In Europe today, approximately 359 million people – 72% of the total population – live in cities, towns and suburbs. Even though with a slowing speed, the share of urban inhabitants continues to grow and it is likely to reach more than 80% by 2050. However, considerable differences are recognised between expanding large capital cities, metropolitan areas and suburbs, on the one side, and shrinking small and medium-sized cities and sprawled settlements, on the other (European Commission & UN-Habitat, 2016). As a common feature, the “proportion of people aged 80 or over in the EU-28 population is expected to more than double by 2050 (from 5.4% of the population in 2016 to 11.4% in 2050). Therefore, sooner than later, ageing is likely to affect all EU regions” (Margaras, 2019). In addition, urban areas are generally facing complex social problems: exclusion of less well-off people and families from the city centres, reduced social cohesion, increase of stress affecting physical and mental health, lack of supply of efficient/affordable services (from housing and public transport, to education and healthcare).

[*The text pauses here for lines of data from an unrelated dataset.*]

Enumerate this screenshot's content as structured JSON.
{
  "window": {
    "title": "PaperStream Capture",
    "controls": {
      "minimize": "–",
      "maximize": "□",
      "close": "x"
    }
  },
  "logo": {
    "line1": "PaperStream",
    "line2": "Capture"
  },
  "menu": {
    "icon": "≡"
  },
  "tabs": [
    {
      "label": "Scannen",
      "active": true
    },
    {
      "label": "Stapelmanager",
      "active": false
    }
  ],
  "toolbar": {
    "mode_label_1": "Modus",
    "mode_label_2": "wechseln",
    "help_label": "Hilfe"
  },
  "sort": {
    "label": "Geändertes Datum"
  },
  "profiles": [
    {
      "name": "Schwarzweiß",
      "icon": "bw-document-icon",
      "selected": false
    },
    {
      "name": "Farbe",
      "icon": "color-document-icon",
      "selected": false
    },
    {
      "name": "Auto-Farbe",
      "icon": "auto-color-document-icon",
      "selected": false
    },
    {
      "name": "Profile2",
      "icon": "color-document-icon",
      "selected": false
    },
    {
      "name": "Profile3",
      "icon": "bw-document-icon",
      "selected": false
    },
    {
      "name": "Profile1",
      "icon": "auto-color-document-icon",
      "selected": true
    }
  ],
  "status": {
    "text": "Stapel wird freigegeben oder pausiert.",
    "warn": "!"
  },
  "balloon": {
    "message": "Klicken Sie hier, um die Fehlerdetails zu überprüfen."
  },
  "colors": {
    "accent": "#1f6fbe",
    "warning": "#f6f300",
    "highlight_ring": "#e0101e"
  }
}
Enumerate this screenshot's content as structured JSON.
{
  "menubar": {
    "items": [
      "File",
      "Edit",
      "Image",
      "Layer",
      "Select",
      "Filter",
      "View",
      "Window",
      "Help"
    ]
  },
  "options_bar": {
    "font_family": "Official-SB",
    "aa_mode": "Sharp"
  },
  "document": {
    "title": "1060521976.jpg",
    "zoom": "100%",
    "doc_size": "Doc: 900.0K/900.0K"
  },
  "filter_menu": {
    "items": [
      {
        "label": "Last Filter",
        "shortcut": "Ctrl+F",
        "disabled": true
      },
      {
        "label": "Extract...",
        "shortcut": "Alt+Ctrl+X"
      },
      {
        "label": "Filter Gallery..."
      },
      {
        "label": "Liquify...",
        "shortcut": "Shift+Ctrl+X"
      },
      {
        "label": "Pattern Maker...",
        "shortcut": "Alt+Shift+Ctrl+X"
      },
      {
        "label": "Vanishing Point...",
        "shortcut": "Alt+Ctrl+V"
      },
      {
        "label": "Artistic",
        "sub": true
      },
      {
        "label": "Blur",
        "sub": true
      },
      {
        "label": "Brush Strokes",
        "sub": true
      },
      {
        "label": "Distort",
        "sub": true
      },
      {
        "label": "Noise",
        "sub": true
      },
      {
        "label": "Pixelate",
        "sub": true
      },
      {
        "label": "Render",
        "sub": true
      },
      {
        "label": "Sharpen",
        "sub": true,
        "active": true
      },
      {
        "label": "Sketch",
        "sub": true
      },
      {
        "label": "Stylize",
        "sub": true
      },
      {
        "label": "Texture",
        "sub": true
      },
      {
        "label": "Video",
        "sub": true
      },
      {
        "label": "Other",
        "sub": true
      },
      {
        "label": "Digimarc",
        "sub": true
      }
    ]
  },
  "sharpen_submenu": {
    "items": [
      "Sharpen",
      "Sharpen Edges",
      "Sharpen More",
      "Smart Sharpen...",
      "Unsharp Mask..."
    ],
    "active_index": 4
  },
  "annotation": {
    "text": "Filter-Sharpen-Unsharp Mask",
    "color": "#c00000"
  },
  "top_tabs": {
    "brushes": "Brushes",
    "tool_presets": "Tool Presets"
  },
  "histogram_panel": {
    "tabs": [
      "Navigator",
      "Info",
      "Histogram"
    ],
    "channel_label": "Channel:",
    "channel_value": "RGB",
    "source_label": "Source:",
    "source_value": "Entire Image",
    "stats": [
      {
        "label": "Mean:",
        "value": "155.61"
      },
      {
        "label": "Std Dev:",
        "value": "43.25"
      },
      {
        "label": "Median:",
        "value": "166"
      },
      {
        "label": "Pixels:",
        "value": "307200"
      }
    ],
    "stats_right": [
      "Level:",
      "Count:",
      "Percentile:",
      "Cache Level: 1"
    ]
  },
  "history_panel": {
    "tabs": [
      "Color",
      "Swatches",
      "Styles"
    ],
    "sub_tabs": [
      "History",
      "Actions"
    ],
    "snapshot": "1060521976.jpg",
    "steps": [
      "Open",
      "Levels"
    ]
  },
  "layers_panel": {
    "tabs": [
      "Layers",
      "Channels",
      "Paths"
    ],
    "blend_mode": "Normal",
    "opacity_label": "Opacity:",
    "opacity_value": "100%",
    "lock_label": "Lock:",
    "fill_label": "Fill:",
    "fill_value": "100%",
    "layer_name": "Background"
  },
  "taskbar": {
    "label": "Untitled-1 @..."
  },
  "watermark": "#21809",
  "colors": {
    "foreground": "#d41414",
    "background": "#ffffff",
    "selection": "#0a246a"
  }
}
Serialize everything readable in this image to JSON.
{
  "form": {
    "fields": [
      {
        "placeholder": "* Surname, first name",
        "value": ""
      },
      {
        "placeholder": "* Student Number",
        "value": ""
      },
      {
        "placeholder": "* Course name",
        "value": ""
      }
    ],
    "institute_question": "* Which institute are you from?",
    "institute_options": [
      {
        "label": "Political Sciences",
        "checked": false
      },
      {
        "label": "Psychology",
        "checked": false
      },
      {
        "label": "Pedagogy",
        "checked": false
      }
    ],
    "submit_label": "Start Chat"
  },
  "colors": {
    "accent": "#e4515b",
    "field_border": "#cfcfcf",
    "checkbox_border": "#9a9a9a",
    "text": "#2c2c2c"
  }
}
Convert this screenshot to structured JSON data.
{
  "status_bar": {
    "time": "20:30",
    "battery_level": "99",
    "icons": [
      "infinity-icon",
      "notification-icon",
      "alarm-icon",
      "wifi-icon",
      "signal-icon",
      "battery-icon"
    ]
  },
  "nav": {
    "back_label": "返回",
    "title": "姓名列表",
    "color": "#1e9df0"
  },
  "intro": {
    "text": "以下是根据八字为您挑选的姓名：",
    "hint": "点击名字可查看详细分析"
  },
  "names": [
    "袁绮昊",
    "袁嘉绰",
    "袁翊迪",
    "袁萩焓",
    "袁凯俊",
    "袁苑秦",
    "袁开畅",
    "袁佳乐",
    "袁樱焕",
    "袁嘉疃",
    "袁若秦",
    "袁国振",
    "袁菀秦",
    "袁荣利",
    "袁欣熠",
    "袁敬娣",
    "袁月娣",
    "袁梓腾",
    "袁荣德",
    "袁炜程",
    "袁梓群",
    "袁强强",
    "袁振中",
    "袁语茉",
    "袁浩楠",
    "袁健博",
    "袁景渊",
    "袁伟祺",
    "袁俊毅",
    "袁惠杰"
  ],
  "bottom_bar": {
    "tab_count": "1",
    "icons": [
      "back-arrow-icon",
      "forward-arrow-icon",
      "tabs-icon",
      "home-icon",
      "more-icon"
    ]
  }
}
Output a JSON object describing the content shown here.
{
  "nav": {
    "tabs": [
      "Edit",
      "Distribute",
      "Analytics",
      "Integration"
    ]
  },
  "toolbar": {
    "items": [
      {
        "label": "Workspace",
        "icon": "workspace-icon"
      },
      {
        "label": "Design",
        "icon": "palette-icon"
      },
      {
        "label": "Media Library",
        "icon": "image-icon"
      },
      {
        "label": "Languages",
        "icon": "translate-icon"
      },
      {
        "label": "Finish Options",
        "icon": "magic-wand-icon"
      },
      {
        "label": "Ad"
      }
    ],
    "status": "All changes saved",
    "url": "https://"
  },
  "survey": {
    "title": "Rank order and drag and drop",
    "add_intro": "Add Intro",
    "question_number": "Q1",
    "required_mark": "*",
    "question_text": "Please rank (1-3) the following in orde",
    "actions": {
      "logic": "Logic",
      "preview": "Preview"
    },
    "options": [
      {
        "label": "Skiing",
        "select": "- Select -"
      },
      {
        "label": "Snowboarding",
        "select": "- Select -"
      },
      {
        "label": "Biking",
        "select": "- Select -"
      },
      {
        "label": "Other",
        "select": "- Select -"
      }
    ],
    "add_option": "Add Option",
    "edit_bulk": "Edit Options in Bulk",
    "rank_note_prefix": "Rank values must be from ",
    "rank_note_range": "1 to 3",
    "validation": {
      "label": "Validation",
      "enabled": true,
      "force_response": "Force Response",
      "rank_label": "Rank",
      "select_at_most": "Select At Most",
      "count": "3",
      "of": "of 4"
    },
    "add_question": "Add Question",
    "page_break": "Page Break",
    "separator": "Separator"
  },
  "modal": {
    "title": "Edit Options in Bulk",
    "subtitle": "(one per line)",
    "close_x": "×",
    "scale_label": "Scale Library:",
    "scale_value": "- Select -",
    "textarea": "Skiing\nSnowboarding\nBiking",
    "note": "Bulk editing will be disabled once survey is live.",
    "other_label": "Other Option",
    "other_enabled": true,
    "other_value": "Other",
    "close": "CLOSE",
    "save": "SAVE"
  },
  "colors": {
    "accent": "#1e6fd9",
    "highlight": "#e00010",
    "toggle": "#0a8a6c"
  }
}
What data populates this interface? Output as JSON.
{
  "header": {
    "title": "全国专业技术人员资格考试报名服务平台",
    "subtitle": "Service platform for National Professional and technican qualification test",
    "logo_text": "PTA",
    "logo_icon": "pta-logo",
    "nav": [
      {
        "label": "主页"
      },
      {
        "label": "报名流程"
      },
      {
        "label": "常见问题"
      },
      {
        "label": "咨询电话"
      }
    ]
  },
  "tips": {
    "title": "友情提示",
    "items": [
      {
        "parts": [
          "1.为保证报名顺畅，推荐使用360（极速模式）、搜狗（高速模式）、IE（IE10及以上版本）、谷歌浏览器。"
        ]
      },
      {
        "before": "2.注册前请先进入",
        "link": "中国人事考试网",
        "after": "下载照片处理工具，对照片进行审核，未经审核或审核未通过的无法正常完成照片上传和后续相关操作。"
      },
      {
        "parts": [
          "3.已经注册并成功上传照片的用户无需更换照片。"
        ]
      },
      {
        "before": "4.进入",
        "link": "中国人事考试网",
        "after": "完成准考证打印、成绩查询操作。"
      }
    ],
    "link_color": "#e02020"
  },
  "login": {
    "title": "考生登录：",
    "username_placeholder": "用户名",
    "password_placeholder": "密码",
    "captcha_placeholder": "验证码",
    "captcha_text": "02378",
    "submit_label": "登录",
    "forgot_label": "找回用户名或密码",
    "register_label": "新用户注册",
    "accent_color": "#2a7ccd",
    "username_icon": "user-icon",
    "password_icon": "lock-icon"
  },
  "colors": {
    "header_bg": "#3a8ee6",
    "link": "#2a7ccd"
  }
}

In the next future, the spread to larger social groups of multiple vulnerabilities will have important impacts on the maintenance of welfare policies and on the arrangement of the living environment, calling for stronger attention to the relations between well-being and inclusion, the distribution and usability of public spaces and urban equipment.

In this frame, accessibility comes to the fore as a strategic and cross-cutting issue of the 2030 Urban Agenda, and as a perspective from which many fields covered by the Sustainable Development Goals need to be addressed in a coordinated way (United Nations, 2016a).

In synergy with welfare policies, accessible urban spaces can substantially contribute to health and well-being precisely because – through actions favouring physical connections and integrated management of public equipment, green areas, and soft mobility (mainly pedestrian and cycling) – they can help tackle the challenges of contemporary societies. The reference is to the promotion of autonomy and physical activity, in order to reduce the onset and chronic nature of diseases due to sedentary lifestyles and demographic trends; the creation of opportunities for social exchange; the contrast to the negative impacts of urbanization on environment and climate (D’Alessandro et. al., 2017).

In this sense, accessibility prompts to re-frame the right to the city issues into a broader habitat/ecological/political debate, and to build bridges between reflections on the ethic dimensions of spatial, social and economic urban conditions (Chan, 2019; Fainstein, 2010; Soja, 2010).

When interpreted as a service that cities must offer to the largest extent of people in relation to their different capacities and abilities, accessibility fosters a deep renewal of urban regeneration policies and interventions, a renovated pact between a variety of disciplines and tools, and a radical shift towards a people-centred idea of smartness.

The development of a Smart City actually implies a continuous process of innovation, which in addition to supplying highly technological services and products, should mainly improve citizens’ quality of life. The challenge that administrations are called to undertake is to address public policies to the treatment of real needs, through the monitoring of behaviours and demands, and the direct involvement of people in city government. In this perspective, citizens are no longer understood as passive sensors or users, but as fundamental actors who contribute to the building of new knowledge infrastructures and services.